Friday, February 20, 2015

Orange Chocolate Banana Bread


I'm calling this "bread" even though it's loaded with chocolate and a delicious glaze. I ate it for breakfast, and lunch, and dinner. It's that good. It was inspired by this recipe from the 101 Cookbooks blog/journal, which I absolutely love!



It's wonderful having giant chocolate chunks in this, but chocolate chips will work, too. Also, I was surprised by how yummy the glaze was. If you're in a super sweet mood, you could definitely double up on it.


The Recipe

makes one hearty loaf pan

2 cups flour (I used 1 cup whole wheat)
1/2 cup dark brown sugar
1 tablespoon ground flax seed (optional)
3/4 teaspoon baking soda
1/2 teaspoon salt
1 cup chopped dark chocolate (I kept mine in big chunks)
1/3 cup oil
1/3 cup applesauce
2 medium-sized ripe bananas - mashed
2 eggs
1 teaspoon vanilla
freshly grated orange zest - to taste

Glaze:
1/4 cup dark brown sugar
1/3 cup powdered sugar
freshly grated orange zest
2-3 teaspoons orange bitters or orange juice

Preheat oven to 350F degrees. Grease and lightly flour a loaf pan.


In a large bowl, combine flour, sugar, flax, baking soda and salt. In a separate bowl, mix the rest of the ingredients except for the chocolate. Stir until well combined.

Add the wet ingredients to the dry and stir just until moistened. Fold in the chocolate chunks, again being careful not to over mix.

Pour batter into prepared pan and bake for about 50 to 60 minutes. Check it after about 30 minutes to make sure the top isn't getting too brown. Cover with foil if necessary.

While the bread is baking, whisk together all glaze ingredients. Spread glaze over bread after it has cooled, otherwise it will melt and all fall to the sides.


Monday, January 19, 2015

Avocado Peanut Butter Brownies


The secret ingredient in these super fudgy brownies -- avocado! Yep, that's right. You can't even taste it and the fat makes the brownies so creamy, especially after a day in the refrigerator. Honestly, I think these were better after sitting for a day, so plan ahead.

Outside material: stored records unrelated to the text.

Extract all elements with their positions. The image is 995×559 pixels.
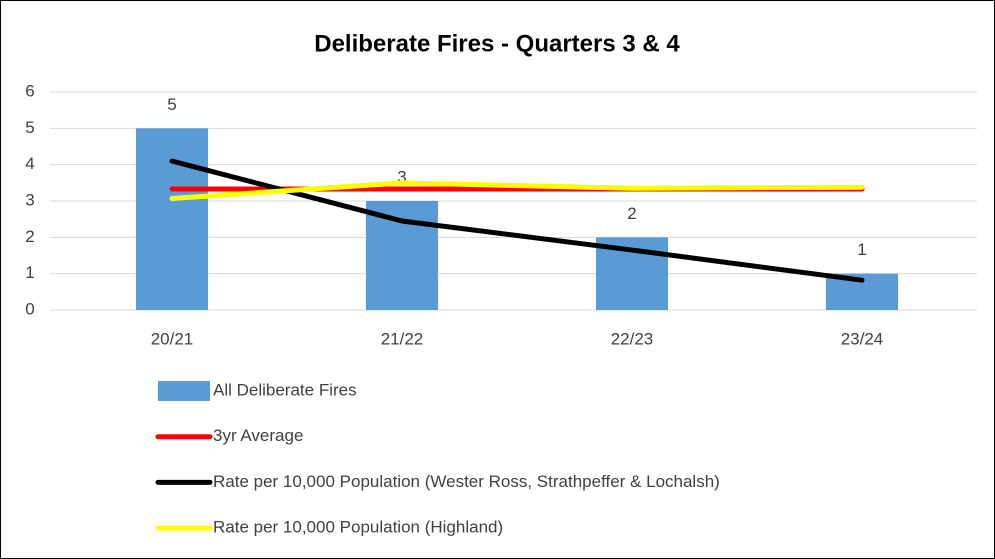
y-tick-label: 2 — [25, 227, 34, 246]
legend-swatch — [158, 381, 210, 401]
legend-label: Rate per 10,000 Population (Wester Ross,… — [213, 472, 720, 491]
y-tick-label: 3 — [25, 190, 34, 209]
bar — [136, 128, 208, 310]
data-label: 5 — [167, 95, 176, 114]
x-tick-label: 22/23 — [611, 329, 654, 348]
y-tick-label: 6 — [25, 81, 34, 100]
x-tick-label: 21/22 — [381, 329, 424, 348]
y-tick-label: 5 — [25, 118, 34, 137]
bar — [366, 201, 438, 310]
x-tick-label: 23/24 — [841, 329, 884, 348]
data-label: 2 — [627, 204, 636, 223]
legend-label: Rate per 10,000 Population (Highland) — [213, 518, 503, 537]
x-tick-label: 20/21 — [151, 329, 194, 348]
line — [169, 180, 865, 201]
chart-title: Deliberate Fires - Quarters 3 & 4 — [314, 30, 680, 57]
legend-label: 3yr Average — [213, 426, 303, 445]
y-tick-label: 0 — [25, 299, 34, 318]
data-label: 1 — [857, 240, 866, 259]
legend-label: All Deliberate Fires — [213, 380, 357, 399]
y-tick-label: 4 — [25, 154, 34, 173]
data-label: 3 — [397, 167, 406, 186]
y-tick-label: 1 — [25, 263, 34, 282]
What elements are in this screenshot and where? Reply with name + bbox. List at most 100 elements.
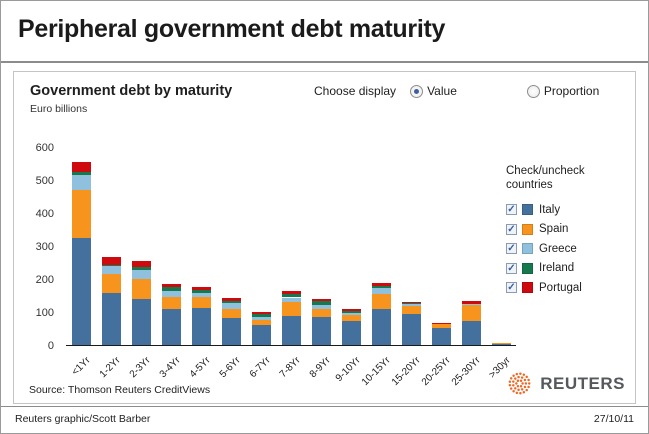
bar-segment-ireland-<1Yr[interactable] — [71, 172, 91, 176]
country-checkbox-italy[interactable]: ✓ — [506, 204, 517, 216]
bar-segment-italy-4-5Yr[interactable] — [191, 308, 211, 345]
bar-segment-ireland-6-7Yr[interactable] — [251, 313, 271, 318]
country-checkbox-spain[interactable]: ✓ — [506, 223, 517, 235]
bar-segment-ireland-9-10Yr[interactable] — [341, 311, 361, 313]
bar-segment-greece-15-20Yr[interactable] — [401, 303, 421, 307]
legend-item-portugal[interactable]: ✓ Portugal — [506, 278, 634, 298]
bar-segment-portugal-15-20Yr[interactable] — [401, 302, 421, 304]
bar-segment-greece-6-7Yr[interactable] — [251, 317, 271, 320]
bar-segment-spain-1-2Yr[interactable] — [101, 273, 121, 293]
country-checkbox-ireland[interactable]: ✓ — [506, 262, 517, 274]
bar-segment-greece-2-3Yr[interactable] — [131, 269, 151, 279]
bar-segment-spain-10-15Yr[interactable] — [371, 293, 391, 310]
bar-segment-portugal-<1Yr[interactable] — [71, 161, 91, 173]
bar-segment-greece-8-9Yr[interactable] — [311, 305, 331, 309]
bar-segment-portugal-2-3Yr[interactable] — [131, 260, 151, 268]
bar-segment-greece-25-30Yr[interactable] — [461, 304, 481, 306]
bar-segment-ireland-8-9Yr[interactable] — [311, 300, 331, 306]
bar-segment-greece-1-2Yr[interactable] — [101, 266, 121, 274]
legend-item-spain[interactable]: ✓ Spain — [506, 220, 634, 240]
legend-item-ireland[interactable]: ✓ Ireland — [506, 259, 634, 279]
bar-segment-spain-25-30Yr[interactable] — [461, 305, 481, 322]
legend-label-spain[interactable]: Spain — [539, 223, 569, 236]
bar-segment-italy->30yr[interactable] — [491, 344, 511, 345]
radio-option-value[interactable]: Value — [410, 84, 457, 98]
bar-segment-italy-8-9Yr[interactable] — [311, 317, 331, 345]
bar-segment-ireland-5-6Yr[interactable] — [221, 300, 241, 303]
radio-button-proportion-icon[interactable] — [526, 84, 540, 98]
bar-segment-spain-5-6Yr[interactable] — [221, 308, 241, 318]
bar-segment-ireland-4-5Yr[interactable] — [191, 290, 211, 293]
bar-segment-ireland-2-3Yr[interactable] — [131, 267, 151, 270]
bar-segment-portugal-25-30Yr[interactable] — [461, 301, 481, 305]
radio-button-value-icon[interactable] — [410, 84, 424, 98]
bar-segment-portugal-8-9Yr[interactable] — [311, 299, 331, 301]
bar-segment-greece-<1Yr[interactable] — [71, 175, 91, 190]
bar-segment-portugal-5-6Yr[interactable] — [221, 298, 241, 301]
x-tick-label: 15-20Yr — [389, 355, 423, 388]
bar-segment-spain-20-25Yr[interactable] — [431, 323, 451, 328]
bar-segment-spain-2-3Yr[interactable] — [131, 279, 151, 299]
bar-segment-portugal-20-25Yr[interactable] — [431, 322, 451, 324]
radio-label-value[interactable]: Value — [427, 84, 457, 98]
bar-segment-italy-20-25Yr[interactable] — [431, 327, 451, 345]
legend-item-greece[interactable]: ✓ Greece — [506, 239, 634, 259]
x-tick-label: 25-30Yr — [449, 355, 483, 388]
bar-segment-italy-1-2Yr[interactable] — [101, 292, 121, 345]
radio-option-proportion[interactable]: Proportion — [526, 84, 600, 98]
bar-segment-ireland-15-20Yr[interactable] — [401, 303, 421, 304]
bar-segment-portugal-10-15Yr[interactable] — [371, 282, 391, 287]
bar-segment-greece-10-15Yr[interactable] — [371, 287, 391, 294]
bar-segment-italy-7-8Yr[interactable] — [281, 315, 301, 345]
bar-segment-greece-3-4Yr[interactable] — [161, 290, 181, 297]
legend-label-portugal[interactable]: Portugal — [539, 281, 582, 294]
bar-segment-spain-15-20Yr[interactable] — [401, 306, 421, 314]
country-checkbox-portugal[interactable]: ✓ — [506, 282, 517, 294]
bar-segment-italy-25-30Yr[interactable] — [461, 321, 481, 345]
legend-item-italy[interactable]: ✓ Italy — [506, 200, 634, 220]
country-checkbox-greece[interactable]: ✓ — [506, 243, 517, 255]
bar-segment-portugal-7-8Yr[interactable] — [281, 290, 301, 295]
bar-segment-greece-9-10Yr[interactable] — [341, 312, 361, 315]
bar-segment-spain-<1Yr[interactable] — [71, 189, 91, 238]
x-tick-label: 20-25Yr — [419, 355, 453, 388]
x-tick-label: 6-7Yr — [247, 355, 273, 381]
legend-label-greece[interactable]: Greece — [539, 242, 577, 255]
bar-segment-spain->30yr[interactable] — [491, 343, 511, 345]
bar-segment-ireland-7-8Yr[interactable] — [281, 294, 301, 298]
bar-segment-ireland-10-15Yr[interactable] — [371, 286, 391, 288]
bar-segment-spain-3-4Yr[interactable] — [161, 296, 181, 310]
legend: Check/uncheck countries ✓ Italy ✓ Spain ✓ Gre… — [506, 164, 634, 298]
bar-segment-italy-9-10Yr[interactable] — [341, 320, 361, 345]
legend-swatch-greece — [522, 243, 533, 255]
bar-segment-portugal-9-10Yr[interactable] — [341, 309, 361, 312]
bar-segment-spain-6-7Yr[interactable] — [251, 319, 271, 325]
bar-segment-italy-6-7Yr[interactable] — [251, 324, 271, 345]
bar-segment-spain-4-5Yr[interactable] — [191, 296, 211, 309]
bar-segment-portugal-4-5Yr[interactable] — [191, 286, 211, 291]
bar-segment-italy-3-4Yr[interactable] — [161, 309, 181, 345]
bar-segment-italy-10-15Yr[interactable] — [371, 309, 391, 345]
radio-label-proportion[interactable]: Proportion — [543, 84, 600, 98]
bar-segment-greece-4-5Yr[interactable] — [191, 292, 211, 297]
bar-segment-italy-<1Yr[interactable] — [71, 237, 91, 345]
bar-segment-portugal-3-4Yr[interactable] — [161, 283, 181, 287]
bar-segment-italy-5-6Yr[interactable] — [221, 317, 241, 345]
x-tick-label: 10-15Yr — [359, 355, 393, 388]
bar-segment-italy-15-20Yr[interactable] — [401, 313, 421, 345]
legend-label-ireland[interactable]: Ireland — [539, 262, 575, 275]
bar-segment-portugal-1-2Yr[interactable] — [101, 257, 121, 266]
bar-segment-spain-9-10Yr[interactable] — [341, 314, 361, 321]
bar-segment-greece-5-6Yr[interactable] — [221, 302, 241, 309]
bar-segment-greece-20-25Yr[interactable] — [431, 323, 451, 324]
bar-segment-ireland-3-4Yr[interactable] — [161, 286, 181, 291]
bar-segment-spain-7-8Yr[interactable] — [281, 302, 301, 316]
bar-segment-spain-8-9Yr[interactable] — [311, 308, 331, 318]
y-tick-label: 300 — [35, 241, 54, 253]
bar-segment-italy-2-3Yr[interactable] — [131, 298, 151, 345]
bar-segment-greece-7-8Yr[interactable] — [281, 297, 301, 303]
bar-segment-portugal-6-7Yr[interactable] — [251, 312, 271, 314]
bar-segment-ireland-1-2Yr[interactable] — [101, 265, 121, 267]
legend-label-italy[interactable]: Italy — [539, 203, 561, 216]
y-tick-label: 200 — [35, 274, 54, 286]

Make sure to get the avocado mashed and really smooth (I used my mixer), otherwise you'll end up with chunks in your brownies. Oh yea, these are also dairy-free and egg-free, if you're into that.


The Recipe

makes one 9x13-inch pan

2 avocados
1/2 cup peanut butter
8 ounces dark chocolate chips
1 teaspoon vanilla
1 cup almond milk
2 tablespoons water (can omit if your mixture seems moist enough)
1/2 cup cocoa powder
1 3/4 cup flour (I used about 1/2 cup whole wheat)
1 teaspoon baking powder
1/2 teaspoon salt

To swirl in:
3/4 cup peanut butter
4 to 5 tablespoons powdered sugar
3 to 4 tablespoons almond milk

Topping:
4 ounces chocolate chips (optional)

Preheat oven to 350F degrees. Line a 9x13-inch pan with foil and grease slightly.

Mash the avocados really well either in a food processor or with a mixer. Melt the chocolate chips and 1/2 cup peanut butter in on low heat in the microwave. Combine with the avocado and mix well. Add vanilla, milk and water.

Combine the cocoa powder, flour, baking powder and salt. Add to the chocolate mixture. Spread in prepared pan.

Combine the peanut butter, powdered sugar and almond milk. Dollop on top of brownies and swirl in. Top with additional chocolate chips if desired.

Bake for about 30 minutes. Do not overcook. These will be best slightly underdone. There are no eggs, so nothing really has to cook.